Die Krise hat ihre Ursache in Aufgaben, die an die Kommunen übertragen wurden, ohne dass ausreichende Mittel bereitgestellt wurden. Hohe Sozialausgaben, Inflation und sinkende Gewerbesteuereinnahmen bringen die Haushalte an den Rand des Kollapses. Als Gegenmaßnahme fordern die Kommunalvertreter die Landesregierung auf, den Ausgleichssatz auf 28 Prozent anzuheben.

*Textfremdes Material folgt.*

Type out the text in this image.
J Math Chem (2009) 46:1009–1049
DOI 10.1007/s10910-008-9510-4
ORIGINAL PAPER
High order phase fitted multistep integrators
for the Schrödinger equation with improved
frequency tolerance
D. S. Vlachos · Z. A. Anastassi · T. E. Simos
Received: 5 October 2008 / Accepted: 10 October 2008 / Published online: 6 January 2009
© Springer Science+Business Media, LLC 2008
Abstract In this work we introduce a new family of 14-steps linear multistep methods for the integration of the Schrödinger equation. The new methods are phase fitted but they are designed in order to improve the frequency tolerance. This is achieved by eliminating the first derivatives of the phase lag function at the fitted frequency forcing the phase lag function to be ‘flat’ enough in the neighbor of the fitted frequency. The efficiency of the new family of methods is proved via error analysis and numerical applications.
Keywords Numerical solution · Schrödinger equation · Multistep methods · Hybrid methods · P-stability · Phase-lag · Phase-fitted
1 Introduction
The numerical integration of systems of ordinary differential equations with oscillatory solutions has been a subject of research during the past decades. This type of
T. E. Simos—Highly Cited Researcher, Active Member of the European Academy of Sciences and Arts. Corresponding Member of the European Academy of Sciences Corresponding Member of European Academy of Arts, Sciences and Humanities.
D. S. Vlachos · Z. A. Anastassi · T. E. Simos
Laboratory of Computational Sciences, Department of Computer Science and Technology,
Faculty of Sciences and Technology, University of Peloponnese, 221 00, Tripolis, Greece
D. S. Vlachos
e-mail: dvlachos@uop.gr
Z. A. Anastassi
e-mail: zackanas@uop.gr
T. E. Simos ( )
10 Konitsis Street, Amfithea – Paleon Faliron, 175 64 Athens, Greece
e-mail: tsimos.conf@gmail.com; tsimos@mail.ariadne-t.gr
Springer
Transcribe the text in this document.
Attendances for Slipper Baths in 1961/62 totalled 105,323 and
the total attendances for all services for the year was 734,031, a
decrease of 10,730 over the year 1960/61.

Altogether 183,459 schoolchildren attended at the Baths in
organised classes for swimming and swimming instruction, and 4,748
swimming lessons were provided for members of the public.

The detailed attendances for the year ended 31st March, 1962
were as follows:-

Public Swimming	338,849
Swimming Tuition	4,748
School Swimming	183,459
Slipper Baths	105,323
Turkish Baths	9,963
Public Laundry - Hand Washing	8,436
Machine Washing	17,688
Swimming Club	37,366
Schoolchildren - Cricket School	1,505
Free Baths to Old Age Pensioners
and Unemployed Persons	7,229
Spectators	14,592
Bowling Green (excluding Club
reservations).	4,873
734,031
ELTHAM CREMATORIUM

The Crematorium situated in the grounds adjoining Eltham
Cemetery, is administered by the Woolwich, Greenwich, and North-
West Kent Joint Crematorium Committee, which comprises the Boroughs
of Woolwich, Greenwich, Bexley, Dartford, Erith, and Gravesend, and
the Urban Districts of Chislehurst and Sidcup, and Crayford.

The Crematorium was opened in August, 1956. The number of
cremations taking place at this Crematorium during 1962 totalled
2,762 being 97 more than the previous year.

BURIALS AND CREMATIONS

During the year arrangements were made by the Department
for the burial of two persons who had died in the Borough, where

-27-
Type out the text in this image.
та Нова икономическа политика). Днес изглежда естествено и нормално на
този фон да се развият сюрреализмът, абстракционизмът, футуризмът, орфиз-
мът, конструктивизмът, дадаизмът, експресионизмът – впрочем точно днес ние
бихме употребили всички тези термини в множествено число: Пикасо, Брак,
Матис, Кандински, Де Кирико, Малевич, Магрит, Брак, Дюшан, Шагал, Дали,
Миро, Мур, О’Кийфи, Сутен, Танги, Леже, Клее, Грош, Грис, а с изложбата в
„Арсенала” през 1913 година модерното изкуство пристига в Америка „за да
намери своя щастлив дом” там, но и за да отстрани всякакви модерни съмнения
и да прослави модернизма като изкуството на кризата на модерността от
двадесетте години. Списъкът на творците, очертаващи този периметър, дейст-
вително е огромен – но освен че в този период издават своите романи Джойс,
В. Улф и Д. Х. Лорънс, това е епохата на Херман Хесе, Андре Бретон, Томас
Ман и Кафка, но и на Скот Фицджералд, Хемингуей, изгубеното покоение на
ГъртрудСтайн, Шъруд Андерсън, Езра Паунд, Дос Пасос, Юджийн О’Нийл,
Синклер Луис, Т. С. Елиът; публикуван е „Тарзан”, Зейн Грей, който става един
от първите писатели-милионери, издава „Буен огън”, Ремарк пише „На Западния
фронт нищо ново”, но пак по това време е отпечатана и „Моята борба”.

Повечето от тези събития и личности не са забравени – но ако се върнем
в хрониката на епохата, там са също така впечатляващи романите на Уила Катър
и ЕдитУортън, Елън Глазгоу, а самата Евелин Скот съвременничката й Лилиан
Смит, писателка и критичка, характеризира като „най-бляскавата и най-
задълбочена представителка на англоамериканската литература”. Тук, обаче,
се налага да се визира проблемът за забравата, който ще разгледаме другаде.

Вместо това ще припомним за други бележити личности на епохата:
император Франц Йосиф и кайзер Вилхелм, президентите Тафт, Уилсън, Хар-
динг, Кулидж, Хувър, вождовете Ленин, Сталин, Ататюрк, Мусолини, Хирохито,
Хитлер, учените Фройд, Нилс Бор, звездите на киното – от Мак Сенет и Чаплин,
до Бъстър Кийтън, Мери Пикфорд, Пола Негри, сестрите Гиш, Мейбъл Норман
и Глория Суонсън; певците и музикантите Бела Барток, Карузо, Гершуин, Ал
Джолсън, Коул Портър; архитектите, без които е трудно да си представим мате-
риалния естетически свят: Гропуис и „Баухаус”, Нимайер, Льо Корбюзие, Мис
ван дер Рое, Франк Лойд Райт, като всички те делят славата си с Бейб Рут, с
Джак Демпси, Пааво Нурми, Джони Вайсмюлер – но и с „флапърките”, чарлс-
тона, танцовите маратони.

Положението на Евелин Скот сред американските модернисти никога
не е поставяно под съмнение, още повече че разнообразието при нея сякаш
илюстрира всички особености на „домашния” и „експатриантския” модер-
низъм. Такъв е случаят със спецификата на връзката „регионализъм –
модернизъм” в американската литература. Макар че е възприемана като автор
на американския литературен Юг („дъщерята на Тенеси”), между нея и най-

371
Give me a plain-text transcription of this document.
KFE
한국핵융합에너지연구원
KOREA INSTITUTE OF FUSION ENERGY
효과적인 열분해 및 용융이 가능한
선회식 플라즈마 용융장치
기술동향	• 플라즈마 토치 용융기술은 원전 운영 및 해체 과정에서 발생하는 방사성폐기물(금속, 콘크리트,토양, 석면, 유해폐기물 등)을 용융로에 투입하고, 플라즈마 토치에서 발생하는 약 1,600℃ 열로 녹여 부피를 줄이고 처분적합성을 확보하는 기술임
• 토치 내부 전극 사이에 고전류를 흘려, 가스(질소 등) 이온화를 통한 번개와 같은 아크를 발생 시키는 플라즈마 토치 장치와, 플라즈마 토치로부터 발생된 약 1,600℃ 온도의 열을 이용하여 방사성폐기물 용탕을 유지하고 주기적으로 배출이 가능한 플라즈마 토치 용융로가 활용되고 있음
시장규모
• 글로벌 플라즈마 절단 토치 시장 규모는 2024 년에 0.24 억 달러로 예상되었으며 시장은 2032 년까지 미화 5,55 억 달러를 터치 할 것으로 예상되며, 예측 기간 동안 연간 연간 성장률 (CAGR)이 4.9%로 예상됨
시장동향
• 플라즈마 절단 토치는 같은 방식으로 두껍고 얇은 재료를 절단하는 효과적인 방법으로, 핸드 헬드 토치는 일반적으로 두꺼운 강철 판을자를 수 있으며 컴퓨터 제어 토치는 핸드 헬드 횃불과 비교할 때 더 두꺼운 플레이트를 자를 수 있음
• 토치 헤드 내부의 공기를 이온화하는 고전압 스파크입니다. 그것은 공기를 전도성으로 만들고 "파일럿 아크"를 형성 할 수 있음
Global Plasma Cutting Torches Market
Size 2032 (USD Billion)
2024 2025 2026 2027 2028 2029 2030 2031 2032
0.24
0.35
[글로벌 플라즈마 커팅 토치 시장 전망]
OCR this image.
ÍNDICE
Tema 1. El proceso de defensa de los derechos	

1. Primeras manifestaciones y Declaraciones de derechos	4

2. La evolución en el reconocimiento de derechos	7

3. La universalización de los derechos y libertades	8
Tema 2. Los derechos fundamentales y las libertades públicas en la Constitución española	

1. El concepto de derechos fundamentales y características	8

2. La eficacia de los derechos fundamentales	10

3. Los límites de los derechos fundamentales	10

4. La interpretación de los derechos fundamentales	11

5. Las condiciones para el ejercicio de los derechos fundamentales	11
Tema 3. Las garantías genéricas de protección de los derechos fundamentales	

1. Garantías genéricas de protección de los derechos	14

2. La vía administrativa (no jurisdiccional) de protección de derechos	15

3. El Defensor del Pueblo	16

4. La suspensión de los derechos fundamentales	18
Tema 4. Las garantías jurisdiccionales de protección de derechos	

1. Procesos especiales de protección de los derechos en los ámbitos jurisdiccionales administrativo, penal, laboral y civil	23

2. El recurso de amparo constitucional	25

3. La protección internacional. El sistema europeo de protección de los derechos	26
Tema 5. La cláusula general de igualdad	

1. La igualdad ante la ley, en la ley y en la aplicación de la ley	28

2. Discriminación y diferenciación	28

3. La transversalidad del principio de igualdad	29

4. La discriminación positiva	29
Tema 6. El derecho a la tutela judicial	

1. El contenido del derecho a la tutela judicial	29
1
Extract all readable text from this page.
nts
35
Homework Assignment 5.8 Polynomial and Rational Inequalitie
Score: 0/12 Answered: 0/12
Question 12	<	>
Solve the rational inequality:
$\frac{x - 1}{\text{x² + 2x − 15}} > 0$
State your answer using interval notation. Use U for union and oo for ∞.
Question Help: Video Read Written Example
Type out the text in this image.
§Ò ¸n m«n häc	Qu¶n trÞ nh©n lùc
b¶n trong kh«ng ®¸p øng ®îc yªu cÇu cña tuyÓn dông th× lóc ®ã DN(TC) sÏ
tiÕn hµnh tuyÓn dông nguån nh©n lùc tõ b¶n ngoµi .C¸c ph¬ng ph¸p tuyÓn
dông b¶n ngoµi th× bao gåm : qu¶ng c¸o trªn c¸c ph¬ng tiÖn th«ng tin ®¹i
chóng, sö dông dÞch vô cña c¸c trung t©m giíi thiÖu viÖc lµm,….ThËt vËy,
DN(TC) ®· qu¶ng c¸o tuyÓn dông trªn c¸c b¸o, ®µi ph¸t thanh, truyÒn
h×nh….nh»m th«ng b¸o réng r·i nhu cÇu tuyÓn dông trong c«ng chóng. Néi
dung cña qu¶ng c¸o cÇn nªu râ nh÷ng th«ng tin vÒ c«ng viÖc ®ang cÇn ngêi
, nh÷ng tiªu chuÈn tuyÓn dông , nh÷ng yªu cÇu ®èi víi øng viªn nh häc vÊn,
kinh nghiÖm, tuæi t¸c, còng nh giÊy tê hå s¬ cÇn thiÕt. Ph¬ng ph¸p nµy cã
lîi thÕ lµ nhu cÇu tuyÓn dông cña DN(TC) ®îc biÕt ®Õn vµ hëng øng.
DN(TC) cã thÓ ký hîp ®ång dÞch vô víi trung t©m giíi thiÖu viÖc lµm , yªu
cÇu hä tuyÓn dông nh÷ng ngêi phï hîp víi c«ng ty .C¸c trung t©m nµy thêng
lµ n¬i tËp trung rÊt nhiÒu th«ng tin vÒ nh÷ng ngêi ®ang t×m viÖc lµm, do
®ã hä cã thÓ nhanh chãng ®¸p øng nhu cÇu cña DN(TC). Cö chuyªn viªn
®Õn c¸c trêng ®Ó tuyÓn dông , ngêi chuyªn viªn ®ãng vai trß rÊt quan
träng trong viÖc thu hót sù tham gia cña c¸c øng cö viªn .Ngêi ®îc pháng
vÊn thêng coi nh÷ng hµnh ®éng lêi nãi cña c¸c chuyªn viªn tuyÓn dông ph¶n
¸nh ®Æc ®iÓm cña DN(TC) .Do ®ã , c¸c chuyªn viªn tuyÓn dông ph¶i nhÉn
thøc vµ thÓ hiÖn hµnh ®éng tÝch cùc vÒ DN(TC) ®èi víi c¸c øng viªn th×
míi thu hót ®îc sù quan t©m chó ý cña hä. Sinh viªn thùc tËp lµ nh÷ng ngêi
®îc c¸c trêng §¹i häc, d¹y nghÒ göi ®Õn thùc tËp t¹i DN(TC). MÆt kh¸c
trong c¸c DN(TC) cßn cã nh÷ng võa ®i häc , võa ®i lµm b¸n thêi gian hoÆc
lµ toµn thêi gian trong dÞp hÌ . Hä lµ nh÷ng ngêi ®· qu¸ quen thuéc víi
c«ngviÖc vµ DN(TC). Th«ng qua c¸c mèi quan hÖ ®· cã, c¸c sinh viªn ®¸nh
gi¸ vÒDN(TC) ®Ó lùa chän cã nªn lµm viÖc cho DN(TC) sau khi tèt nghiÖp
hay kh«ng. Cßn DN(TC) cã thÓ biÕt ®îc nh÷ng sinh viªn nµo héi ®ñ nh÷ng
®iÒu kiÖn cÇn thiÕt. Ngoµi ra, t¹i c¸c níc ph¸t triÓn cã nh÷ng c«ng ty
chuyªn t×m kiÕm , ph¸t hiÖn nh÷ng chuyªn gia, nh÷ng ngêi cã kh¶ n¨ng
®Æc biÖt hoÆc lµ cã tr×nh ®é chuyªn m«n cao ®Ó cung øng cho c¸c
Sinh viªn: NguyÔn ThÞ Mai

Bisher stieg der Ausgleichssatz von 80,5 Prozent im Jahr 2021 auf 84,2 Prozent im Jahr 2025 – doch diese Anpassung reicht nicht aus, um die wachsenden Defizite zu decken. Die Städte verlangen nun jährlich 30 Milliarden Euro an Nothilfen vom Bund.
Als mögliche Lösung wird diskutiert, den Anteil der Kommunen an der Mehrwertsteuer zu erhöhen. Diese Änderung würde den Städten und Gemeinden zusätzliche 3,6 Milliarden Euro aus Landesmitteln zukommen lassen – genug, um die kumulierten Defizite aller Kommunen auszugleichen. Der Präsident des Deutschen Städtetags wies darauf hin, dass die kommunalen Haushalte zusammenbrechen, während das Land in den letzten Jahren Überschüsse erwirtschaftet habe.
Sollte die Anpassung der Mehrwertsteuerverteilung beschlossen werden, würde dies den akut bedrohten Kommunen sofortige Entlastung bringen. Die zusätzlichen 3,6 Milliarden Euro würden genau dem Gesamtfehlbetrag aller Städte und Landkreise entsprechen. Gleichzeitig drängen die Kommunen auf langfristige Lösungen, um künftige Haushaltskrisen zu verhindern.